Dalla Redazione
Minimarket nella Capitale? Si parla di un fenomeno in forte ascesa, con un trend di crescita cinque volte superiore alla media del settore: a Roma oggi sono oltre 2.500 le drogherie e i fruttivendoli gestiti da extracomunitari, principalmente bengalesi ed egiziani. Un’indagine realizzata di recente dall’associazione Terra! analizza le ragioni di questo boom commerciale, che ha mutato il volto dei cosiddetti negozi di vicinato. Autori del rapporto dal titolo “Il (povero) diavolo nascosto nel dettaglio” sono i giornalisti freelance Maria Panariello e Maurizio Franco, vincitori insieme a Leonardo Filippi del premio Morrione per “Le catene della distribuzione”.

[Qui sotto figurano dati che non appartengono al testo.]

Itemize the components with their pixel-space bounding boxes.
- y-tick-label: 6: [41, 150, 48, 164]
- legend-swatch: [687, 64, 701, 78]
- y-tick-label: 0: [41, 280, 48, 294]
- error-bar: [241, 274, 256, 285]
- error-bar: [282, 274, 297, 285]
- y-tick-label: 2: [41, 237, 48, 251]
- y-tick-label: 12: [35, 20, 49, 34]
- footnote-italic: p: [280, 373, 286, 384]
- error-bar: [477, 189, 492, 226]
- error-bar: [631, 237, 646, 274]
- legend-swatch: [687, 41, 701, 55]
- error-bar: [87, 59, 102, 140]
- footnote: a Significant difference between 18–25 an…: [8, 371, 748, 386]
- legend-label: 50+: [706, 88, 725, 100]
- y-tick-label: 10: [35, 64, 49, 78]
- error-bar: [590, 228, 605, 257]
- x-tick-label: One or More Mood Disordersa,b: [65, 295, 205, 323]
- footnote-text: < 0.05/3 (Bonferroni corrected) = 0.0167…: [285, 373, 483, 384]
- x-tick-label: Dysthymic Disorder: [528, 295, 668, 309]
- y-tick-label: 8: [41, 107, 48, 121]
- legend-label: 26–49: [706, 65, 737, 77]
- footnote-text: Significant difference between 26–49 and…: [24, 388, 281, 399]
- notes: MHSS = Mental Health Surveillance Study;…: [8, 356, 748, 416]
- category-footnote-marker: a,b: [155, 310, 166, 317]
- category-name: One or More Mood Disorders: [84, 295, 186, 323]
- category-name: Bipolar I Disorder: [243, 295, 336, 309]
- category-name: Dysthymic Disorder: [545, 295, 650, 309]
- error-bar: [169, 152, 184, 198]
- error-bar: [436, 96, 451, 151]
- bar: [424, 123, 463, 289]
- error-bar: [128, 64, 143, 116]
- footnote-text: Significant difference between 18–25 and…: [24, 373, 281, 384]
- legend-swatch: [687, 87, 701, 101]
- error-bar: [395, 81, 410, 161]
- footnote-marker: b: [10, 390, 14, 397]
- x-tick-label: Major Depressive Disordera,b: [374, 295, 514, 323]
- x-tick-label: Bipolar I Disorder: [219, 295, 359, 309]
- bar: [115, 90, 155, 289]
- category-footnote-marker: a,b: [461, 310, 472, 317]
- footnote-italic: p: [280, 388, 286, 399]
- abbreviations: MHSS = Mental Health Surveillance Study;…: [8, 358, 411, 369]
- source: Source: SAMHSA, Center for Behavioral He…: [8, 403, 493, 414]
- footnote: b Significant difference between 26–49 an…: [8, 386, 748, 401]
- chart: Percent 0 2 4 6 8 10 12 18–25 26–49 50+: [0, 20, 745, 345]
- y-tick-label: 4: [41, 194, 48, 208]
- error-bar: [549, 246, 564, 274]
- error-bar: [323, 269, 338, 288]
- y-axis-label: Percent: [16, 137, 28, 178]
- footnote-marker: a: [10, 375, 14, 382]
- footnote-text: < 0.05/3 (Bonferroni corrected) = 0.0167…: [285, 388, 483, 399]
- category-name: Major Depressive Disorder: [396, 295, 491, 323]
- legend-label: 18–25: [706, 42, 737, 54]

Secondo i dati della Camera di Commercio di Roma, come si legge nel rapporto – ripreso anche dal Corriere di Roma – gli esercizi non specializzati con prevalenza di prodotti alimentari e bevande sono passati da 1.432 nel 2016 a 1.622 nel 2017; e quelli specializzati in frutta e verdura da 874 a 918.
Il nome dell’indagine si rifà al fatto che non solo questi minimarket – o “banglamarket”, come sono stati ribattezzati – sono gestiti da immigrati più propensi ad affrontare turni di lavoro lunghi e margini di guadagno risicati, ma servono anche una clientela sempre più precaria, che ha mutato le sue abitudini di consumo e “il cui tempo libero è compromesso soprattutto al termine della giornata lavorativa”, si legge nel rapporto.

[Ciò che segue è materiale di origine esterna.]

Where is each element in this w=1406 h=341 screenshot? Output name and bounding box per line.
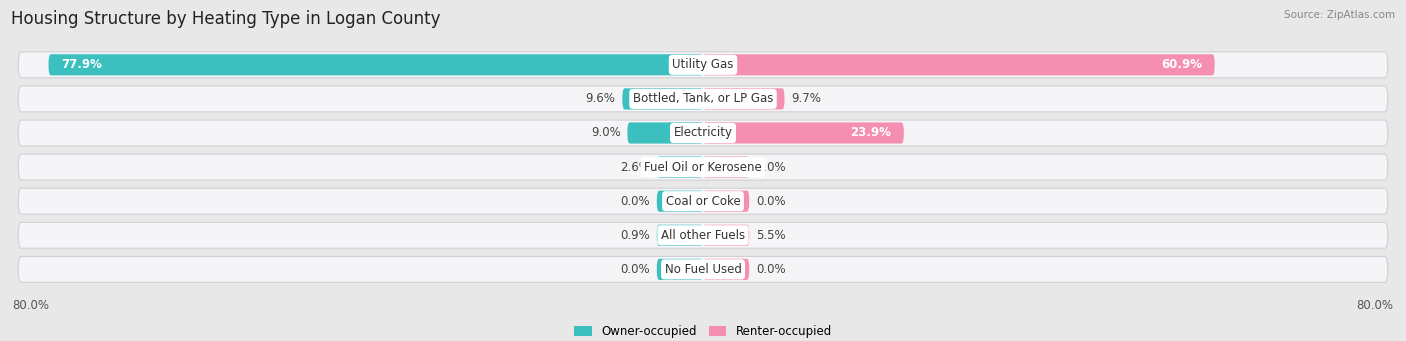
Text: 0.0%: 0.0% [756, 195, 786, 208]
Text: Electricity: Electricity [673, 127, 733, 139]
Text: 5.5%: 5.5% [756, 229, 786, 242]
FancyBboxPatch shape [18, 256, 1388, 282]
Text: Coal or Coke: Coal or Coke [665, 195, 741, 208]
Text: No Fuel Used: No Fuel Used [665, 263, 741, 276]
Text: All other Fuels: All other Fuels [661, 229, 745, 242]
FancyBboxPatch shape [18, 86, 1388, 112]
FancyBboxPatch shape [657, 191, 703, 212]
Text: 0.0%: 0.0% [620, 263, 650, 276]
FancyBboxPatch shape [703, 225, 749, 246]
FancyBboxPatch shape [18, 52, 1388, 78]
Text: 9.6%: 9.6% [586, 92, 616, 105]
Text: Fuel Oil or Kerosene: Fuel Oil or Kerosene [644, 161, 762, 174]
Text: Housing Structure by Heating Type in Logan County: Housing Structure by Heating Type in Log… [11, 10, 440, 28]
Text: 0.0%: 0.0% [756, 263, 786, 276]
FancyBboxPatch shape [703, 88, 785, 109]
FancyBboxPatch shape [657, 259, 703, 280]
Text: 77.9%: 77.9% [60, 58, 103, 71]
FancyBboxPatch shape [18, 120, 1388, 146]
FancyBboxPatch shape [18, 222, 1388, 248]
FancyBboxPatch shape [18, 154, 1388, 180]
Legend: Owner-occupied, Renter-occupied: Owner-occupied, Renter-occupied [569, 321, 837, 341]
FancyBboxPatch shape [703, 157, 749, 178]
Text: 0.0%: 0.0% [620, 195, 650, 208]
FancyBboxPatch shape [623, 88, 703, 109]
Text: 2.6%: 2.6% [620, 161, 650, 174]
Text: 60.9%: 60.9% [1161, 58, 1202, 71]
Text: 0.0%: 0.0% [756, 161, 786, 174]
FancyBboxPatch shape [703, 259, 749, 280]
Text: 0.9%: 0.9% [620, 229, 650, 242]
Text: 23.9%: 23.9% [851, 127, 891, 139]
FancyBboxPatch shape [703, 191, 749, 212]
FancyBboxPatch shape [48, 54, 703, 75]
Text: 9.7%: 9.7% [792, 92, 821, 105]
FancyBboxPatch shape [657, 225, 703, 246]
FancyBboxPatch shape [703, 122, 904, 144]
FancyBboxPatch shape [703, 54, 1215, 75]
Text: Source: ZipAtlas.com: Source: ZipAtlas.com [1284, 10, 1395, 20]
Text: Bottled, Tank, or LP Gas: Bottled, Tank, or LP Gas [633, 92, 773, 105]
FancyBboxPatch shape [18, 188, 1388, 214]
FancyBboxPatch shape [657, 157, 703, 178]
Text: 9.0%: 9.0% [591, 127, 620, 139]
FancyBboxPatch shape [627, 122, 703, 144]
Text: Utility Gas: Utility Gas [672, 58, 734, 71]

Per consumatori che hanno bisogno di tutto e a qualunque, questi negozi di vicinato sono dunque la soluzione ideale (e non solo a Roma: anche a Bologna, ad esempio, pullulano i fruttivendoli e le piccole drogherie gestite da pakistani e bengalesi). E la grande distribuzione, che ancora commercializza oltre il 70% dell’ortofrutta consumata, si è dovuta adeguare, rilanciando con il format h24.

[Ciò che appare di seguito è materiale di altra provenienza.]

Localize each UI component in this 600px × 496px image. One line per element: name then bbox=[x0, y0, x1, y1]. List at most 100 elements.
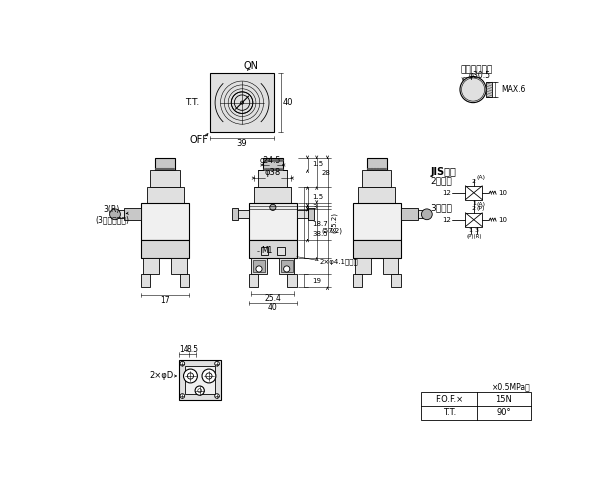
Bar bbox=[260, 248, 268, 255]
Circle shape bbox=[195, 386, 205, 395]
Text: 14: 14 bbox=[179, 345, 189, 354]
Circle shape bbox=[256, 266, 262, 272]
Bar bbox=[421, 392, 531, 420]
Bar bbox=[383, 258, 398, 274]
Bar bbox=[418, 210, 424, 218]
Text: 2×φ4.1取付稴: 2×φ4.1取付稴 bbox=[320, 259, 359, 265]
Bar bbox=[391, 274, 401, 288]
Text: 2: 2 bbox=[472, 206, 476, 211]
Text: (57.2): (57.2) bbox=[322, 227, 343, 234]
Text: M1: M1 bbox=[261, 246, 272, 255]
Bar bbox=[185, 366, 215, 394]
Text: φ30.5: φ30.5 bbox=[469, 71, 491, 80]
Circle shape bbox=[284, 266, 290, 272]
Text: 17: 17 bbox=[160, 296, 170, 305]
Bar bbox=[297, 210, 309, 218]
Text: (85.2): (85.2) bbox=[331, 212, 337, 233]
Text: MAX.6: MAX.6 bbox=[502, 85, 526, 94]
Text: 3ポート: 3ポート bbox=[431, 204, 452, 213]
Text: 12: 12 bbox=[442, 190, 451, 196]
Bar bbox=[171, 258, 187, 274]
Bar bbox=[141, 203, 189, 240]
Bar bbox=[358, 187, 395, 203]
Text: 40: 40 bbox=[282, 98, 293, 107]
Text: 2ポート: 2ポート bbox=[431, 177, 452, 186]
Text: 38.5: 38.5 bbox=[312, 231, 328, 237]
Text: (A): (A) bbox=[476, 175, 485, 180]
Circle shape bbox=[180, 362, 185, 366]
Bar bbox=[279, 258, 295, 274]
Text: 1.5: 1.5 bbox=[312, 161, 323, 167]
Bar bbox=[249, 203, 297, 240]
Bar bbox=[249, 240, 297, 258]
Bar bbox=[308, 208, 314, 220]
Circle shape bbox=[110, 209, 121, 220]
Bar bbox=[263, 158, 283, 171]
Bar bbox=[249, 274, 258, 288]
Circle shape bbox=[460, 76, 486, 103]
Bar bbox=[277, 248, 285, 255]
Text: T.T.: T.T. bbox=[185, 98, 199, 107]
Text: ON: ON bbox=[244, 61, 259, 71]
Text: 40: 40 bbox=[268, 303, 278, 312]
Text: 19: 19 bbox=[312, 277, 321, 284]
Bar bbox=[353, 203, 401, 240]
Bar bbox=[466, 186, 482, 200]
Bar bbox=[141, 240, 189, 258]
Text: ×0.5MPa時: ×0.5MPa時 bbox=[492, 382, 531, 391]
Bar bbox=[401, 208, 418, 220]
Text: 10: 10 bbox=[499, 217, 508, 223]
Bar bbox=[232, 208, 238, 220]
Text: (P): (P) bbox=[476, 206, 485, 211]
Bar bbox=[253, 260, 265, 272]
Circle shape bbox=[184, 369, 197, 383]
Text: φ38: φ38 bbox=[265, 168, 281, 177]
Text: OFF: OFF bbox=[190, 134, 208, 145]
Bar bbox=[281, 260, 293, 272]
Bar bbox=[118, 210, 124, 218]
Bar bbox=[146, 187, 184, 203]
Text: 25.4: 25.4 bbox=[265, 294, 281, 303]
Circle shape bbox=[215, 362, 220, 366]
Bar bbox=[124, 208, 141, 220]
Bar bbox=[179, 274, 189, 288]
Text: JIS記号: JIS記号 bbox=[431, 167, 457, 177]
Text: 1: 1 bbox=[472, 201, 476, 206]
Bar bbox=[353, 274, 362, 288]
Text: 8.5: 8.5 bbox=[187, 345, 199, 354]
Text: 2×φD: 2×φD bbox=[149, 372, 174, 380]
Bar bbox=[210, 73, 274, 132]
Text: 3: 3 bbox=[312, 204, 317, 210]
Circle shape bbox=[202, 369, 216, 383]
Text: 28: 28 bbox=[322, 170, 330, 176]
Circle shape bbox=[421, 209, 432, 220]
Text: 1: 1 bbox=[469, 228, 473, 233]
Bar bbox=[367, 158, 387, 171]
Bar bbox=[151, 171, 179, 187]
Text: 10: 10 bbox=[499, 190, 508, 196]
Bar bbox=[141, 274, 151, 288]
Text: 1.5: 1.5 bbox=[312, 193, 323, 199]
Bar bbox=[362, 171, 391, 187]
Circle shape bbox=[215, 394, 220, 398]
Bar bbox=[251, 258, 266, 274]
Text: T.T.: T.T. bbox=[443, 408, 456, 418]
Text: (A): (A) bbox=[476, 202, 485, 207]
Text: ς24.5: ς24.5 bbox=[260, 156, 281, 165]
Text: 39: 39 bbox=[237, 139, 247, 148]
Circle shape bbox=[180, 394, 185, 398]
Text: 18.7: 18.7 bbox=[312, 221, 328, 227]
Bar bbox=[155, 158, 175, 171]
Text: (P)(R): (P)(R) bbox=[466, 234, 482, 239]
Text: 2: 2 bbox=[472, 180, 476, 185]
Bar bbox=[179, 360, 221, 400]
Text: F.O.F.×: F.O.F.× bbox=[435, 395, 463, 404]
Bar bbox=[143, 258, 159, 274]
Circle shape bbox=[241, 101, 244, 104]
Bar bbox=[355, 258, 371, 274]
Text: 12: 12 bbox=[442, 217, 451, 223]
Circle shape bbox=[270, 204, 276, 210]
Text: 15N: 15N bbox=[496, 395, 512, 404]
Bar bbox=[258, 171, 287, 187]
Bar bbox=[486, 82, 493, 97]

Se gli esercizi di ortofrutta gestiti da italiani sono ancora la maggioranza, a Roma, sempre secondo i dati della Camera di Commercio nell’ultimo anno hanno chiuso i battenti 33 frutterie “autocotone” e altrettante in provincia, sempre secondo la Camera di commercio. Il “problema” di questi negozi – che spesso sono allo stesso tempo abitazione, luogo di lavoro full time e centri di aggregazione – non è solo la concorrenza alle attività commerciali locali e alla Gdo. In molti casi vengono venduti alcolici non stop, specie di sera e di notte. Inoltre nei meandri di risparmi e finanziamenti (ci vogliono 15 mila euro in fase di avvio dell’attività” si anniderebbero forme di condizionamento illegale, sottolinea il rapporto di Terra!
Il 90% del prodotto fresco presente nei banglamarket arriva da Guidonia, il 10% da Fondi. Si tratta normalmente di prodotto medio a un prezzo concorrenziale, sottolinea un altro articolo di Repubblica Roma. Per le imprese del Bangladesh gli acquisti sono collettivi: c’è un indotto fatto di autotrasportatori che smistano ai punti vendita, incassando da ognuno 5 euro.
Anche gli egiziani comprano merce da Guidonia, tendenzialmente con forniture singole, ma spesso con l’intermediazione dei grossisti della periferia. L’invenduto, come per i bengalesi, si deteriora sul banco, cala di prezzo e qualità perché non può finire in frigorifero. “Le limitazioni, legate a questioni di decoro, rischiano comunque di tradursi in un boomerang”, nota il rapporto.
Ora il nuovo regolamento comunale ha dato l’alt ai minimarket nel centro storico e a San Lorenzo. Tuttavia, da sola, questa misura forse non è sufficiente a contenere la precarizzazione sempre più spinta dei commercianti “sopravvissuti” alla concorrenza straniera, che va di pari passo con un calo della qualità generalizzato, necessario per mantenere alti i livelli di concorrenza.